« L’homme est un animal social » : que voulait dire Aristote ?

"L'homme est un animal social" : que voulait dire Aristote ? - Cultea

Aujourd’hui, nous connaissons de nombreuses expressions et citations. On peut les tirer des films ou bien des livres. Peu importe le sujet que ces derniers mettent en avant et peu importe leurs registres. Dans le registre de la sociologie, une phrase est particulièrement connue pour définir la nature humaine : « L’homme est un animal social ». Elle aurait été prononcée par Aristote. Mais qu’a-t-il vraiment souhaité exprimer avec cette phrase ? Et le sens de cette dernière n’a-t-il pas été modifié au fil du temps ? 

Qu’est-ce qu’Aristote souhaitait souligner ?

Au moment où Aristote écrit cette phrase, il rédige son ouvrage Politiques, composé de huit livres. Cet ouvrage est sorti au IVe siècle avant J-C. Aristote essaye de comprendre le fonctionnement d’une cité-État, sujet sur lequel il se pose beaucoup de questions. C’est à ce moment précis qu’il comprend une chose :

« Zoon Politikon » ; en français : « L’homme est un animal politique. »

En écrivant cette phrase, Aristote note un point-clé de son raisonnement. Il est propre à la nature humaine de s’assembler avec les autres pour survivre. Et c’est grâce au langage que les hommes peuvent ainsi s’allier aux autres. Du social naissent alors les alliances, qui s’inscrivent donc dans le registre de la politique.

Pour Aristote, un humain ne peut pas vivre parfaitement lorsqu’il n’est pas intégré dans une société. Cela va à l’encontre de sa nature. Soit il est plus faible que la majorité, soit il est plus fort que celle-ci. C’est ce qu’il explique dans son premier livre des Politiques, chapitre 2 :

« Il est manifeste, à partir de cela, que la cité fait partie des choses naturelles, et que l’homme est un animal politique, et que celui qui est hors cité, naturellement bien sûr et non par le hasard des circonstances, est soit un être dégradé soit un être surhumain. »

Pour Aristote, la cité est donc nécessaire à l’humain pour être heureux.
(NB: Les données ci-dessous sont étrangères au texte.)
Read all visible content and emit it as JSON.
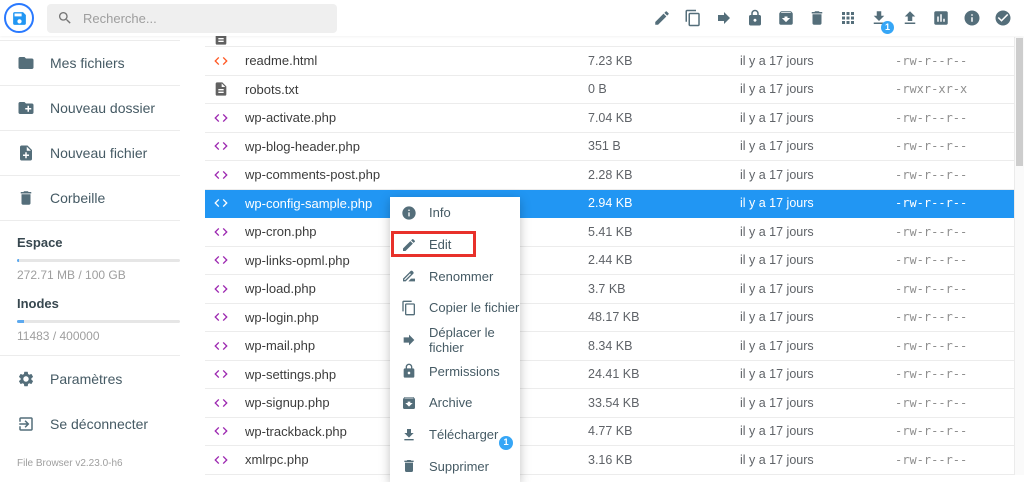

Elle s’inscrit même dans le registre de l’impératif.

La théorie d’Hannah Arendt : une mauvaise compréhension de la phrase

Hannah Arendt est sûrement l’une des plus grandes références, en matière de philosophie politique et historique. Qui d’autre qu’elle pouvait retrouver à dire sur la phrase d’Aristote, réutilisée par de nombreux penseurs à toutes les époques ?

Hannah Arendt - Cultea
Hannah Arendt (source : Wikipédia)

Hannah Arendt n’est pas d’accord avec le sens de la phrase et, par conséquent, le fond de cette dernière. Elle explique :

« On a mal compris le terme politique, on l’a assimilé au social dès que les termes grecs ont été traduits en latin, dès qu’on les a adaptés à la pensée romano-chrétienne. »

Avec cette phrase, elle explique qu’en réalité le terme « social » n’existait pas dans le lexique grec. On utilisait le terme « politique ». Il est donc curieux de noter la présence du terme « social » dans une phrase d’Aristote, si ce dernier n’existait pas au moment de l’écriture de la phrase.

Pour l’Allemande, le fait d’être sociable ne peut pas véritablement définir la nature humaine. En revanche, la politique, quant à elle, peut la définir. Elle prend comme exemple la comparaison entre les animaux et les humains. Pour elle, tous les animaux sont sociables. Elle pense que la sociabilité est propre à l’animal :

« La sociabilité est une capacité de l’animal en général. Car tous les animaux peuvent faire « société », « vivre ensemble » avec leurs semblables. »

En revanche, les animaux ne peuvent pas mettre en place une organisation politique. Leur hiérarchie se base uniquement sur des facteurs biologiques et non politiques. Voilà ce qui fait la différence avec l’homme. C’est pourquoi Hannah Arendt définit plutôt la nature de l’homme comme dépendante de la politique et non de la sociabilité. Elle pensait également que c’est ce qu’Aristote souhaitait dire. Sinon pourquoi aurait-il appelé son ouvrage Politiques ?

Alors, qui a raison ? Aristote ou Hannah Arendt ? Quoi qu’il en soit, cette notion de la nature humaine qui dépend uniquement de la sociabilité n’a cessé de faire fleurir les questionnements. Des questionnements qui étaient encore d’actualité, il y a maintenant deux ans.